Attorneys for President Donald Trump are asking a federal judge to stop her from looking into a possible settlement that created a controversial fund for his supporters. This fund, called the “anti-weaponization fund,” was supposed to provide $1.776 billion to help Trump’s allies.
In January, Trump filed a lawsuit against the IRS in Florida.
But by mid-May, he decided to drop the case on his own. Instead, he opted for a different plan: a fund that would reward his loyal supporters and others who faced unfair treatment.
The settlement said that people who were targeted by government officials for political or personal reasons could qualify for help.
These people were said to have been harmed by the “sustained use of government power” by Democrats and others.
Judge Kathleen Williams, who was appointed by Barack Obama, closed the case but expressed some concerns.
She didn’t stop the case completely but allowed it to stay closed for now. At the same time, several other lawsuits were filed to stop what critics called a “slush fund.”
One of the lawsuits was filed by nearly 30 former federal judges.
They asked the judge to reopen the case, saying the way Trump ended the lawsuit was fraudulent.
Judge Williams responded by saying the case could not be reopened because the dismissal was legal.
She told Trump’s legal team to reply by June 12, and allowed the judges to respond by June 19. The process seems to be moving forward as planned.
In their response on June 12, Trump’s lawyers said the judges had no right to ask the court to reopen the case and called their claim “baseless.”
They argued that the settlement could not be challenged because it was handled properly.
The response goes on like this, at length:
Movants should be above making what is a transparently political filing intended to gin up press attention to a fully proper government settlement that they knowingly have no standing to challenge. Movants were not parties to any litigation with Plaintiffs; they had never expressed any interest in the case until they filed their motion; and they have no legally cognizable interest in it.

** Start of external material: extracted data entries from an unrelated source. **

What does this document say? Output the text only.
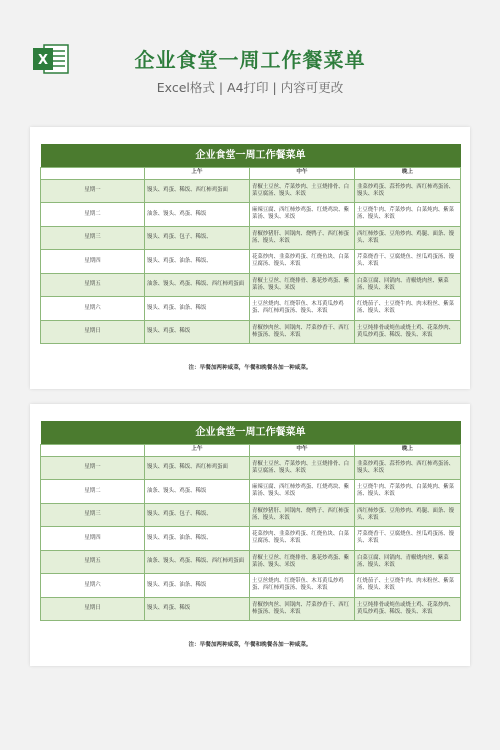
X	企业食堂一周工作餐菜单
Excel格式 | A4打印 | 内容可更改
企业食堂一周工作餐菜单			
	上午	中午	晚上
星期一	馒头、鸡蛋、稀饭、西红柿鸡蛋面	青椒土豆丝、芹菜炒肉、土豆烧排骨、白菜豆腐汤、馒头、米饭	韭菜炒鸡蛋、蒜苔炒肉、西红柿鸡蛋汤、馒头、米饭
星期二	油条、馒头、鸡蛋、稀饭	麻辣豆腐、西红柿炒鸡蛋、红烧鸡块、紫菜汤、馒头、米饭	土豆烧牛肉、芹菜炒肉、白菜炖肉、紫菜汤、馒头、米饭
星期三	馒头、鸡蛋、包子、稀饭、	青椒炒猪肝、回锅肉、烧鸭子、西红柿蛋汤、馒头、米饭	西红柿炒蛋、豆角炒肉、鸡腿、面条、馒头、米饭
星期四	馒头、鸡蛋、油条、稀饭、	花菜炒肉、韭菜炒鸡蛋、红烧鱼块、白菜豆腐汤、馒头、米饭	芹菜烧香干、豆腐烧鱼、丝瓜鸡蛋汤、馒头、米饭
星期五	油条、馒头、鸡蛋、稀饭、西红柿鸡蛋面	青椒土豆丝、红烧排骨、葱花炒鸡蛋、紫菜汤、馒头、米饭	白菜豆腐、回锅肉、青椒烧肉丝、紫菜汤、馒头、米饭
星期六	馒头、鸡蛋、油条、稀饭	土豆丝烧肉、红烧带鱼、木耳黄瓜炒鸡蛋、西红柿鸡蛋汤、馒头、米饭	红烧茄子、土豆烧牛肉、肉末粉丝、紫菜汤、馒头、米饭
星期日	馒头、鸡蛋、稀饭	青椒炒肉丝、回锅肉、芹菜炒香干、西红柿蛋汤、馒头、米饭	土豆炖排骨或炖鱼或烧土鸡、花菜炒肉、黄瓜炒鸡蛋、稀饭、馒头、米饭
注：早餐加两种咸菜，午餐和晚餐各加一种咸菜。
企业食堂一周工作餐菜单			
	上午	中午	晚上
星期一	馒头、鸡蛋、稀饭、西红柿鸡蛋面	青椒土豆丝、芹菜炒肉、土豆烧排骨、白菜豆腐汤、馒头、米饭	韭菜炒鸡蛋、蒜苔炒肉、西红柿鸡蛋汤、馒头、米饭
星期二	油条、馒头、鸡蛋、稀饭	麻辣豆腐、西红柿炒鸡蛋、红烧鸡块、紫菜汤、馒头、米饭	土豆烧牛肉、芹菜炒肉、白菜炖肉、紫菜汤、馒头、米饭
星期三	馒头、鸡蛋、包子、稀饭、	青椒炒猪肝、回锅肉、烧鸭子、西红柿蛋汤、馒头、米饭	西红柿炒蛋、豆角炒肉、鸡腿、面条、馒头、米饭
星期四	馒头、鸡蛋、油条、稀饭、	花菜炒肉、韭菜炒鸡蛋、红烧鱼块、白菜豆腐汤、馒头、米饭	芹菜烧香干、豆腐烧鱼、丝瓜鸡蛋汤、馒头、米饭
星期五	油条、馒头、鸡蛋、稀饭、西红柿鸡蛋面	青椒土豆丝、红烧排骨、葱花炒鸡蛋、紫菜汤、馒头、米饭	白菜豆腐、回锅肉、青椒烧肉丝、紫菜汤、馒头、米饭
星期六	馒头、鸡蛋、油条、稀饭	土豆丝烧肉、红烧带鱼、木耳黄瓜炒鸡蛋、西红柿鸡蛋汤、馒头、米饭	红烧茄子、土豆烧牛肉、肉末粉丝、紫菜汤、馒头、米饭
星期日	馒头、鸡蛋、稀饭	青椒炒肉丝、回锅肉、芹菜炒香干、西红柿蛋汤、馒头、米饭	土豆炖排骨或炖鱼或烧土鸡、花菜炒肉、黄瓜炒鸡蛋、稀饭、馒头、米饭
注：早餐加两种咸菜，午餐和晚餐各加一种咸菜。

They said the way the case was dismissed under the rules of civil procedure was “self-executing,” meaning the court had no role in it.
They also claimed the judges had no legal standing to challenge the settlement because their concerns were not specific enough.
Again, the motion, at length:
Stripped to its essence, any sua sponte theory that the Court might entertain reduces to two propositions, and neither supports the requested relief. The first is that the parties settled without submitting the agreement for the Court’s review. But the Court had no authority to review or approve that settlement in the first place; a power that does not exist cannot have been evaded, and its non-exercise is neither a Rule 11 violation nor a fraud on the court. The second is that the litigation was collusive. It was not.
Trump’s team also said the court incorrectly used a rule that could be used to accuse the lawyers involved in the settlement of misconduct.
They argued that such accusations must be made by the parties involved, not the court.
Trump’s team criticized the judge for misapplying rules and for making incorrect assumptions.
They said there was no real fraud or bad faith involved, just disagreement with the settlement. They concluded that the judges were not presenting a legal argument but were relying on rhetoric and policy objections instead.
They argued that the settlement was a decision made by the government and that the court had no power to reopen the case.
They said that the judges’ claims were not based on any real legal grounds and should not be allowed to challenge the settlement.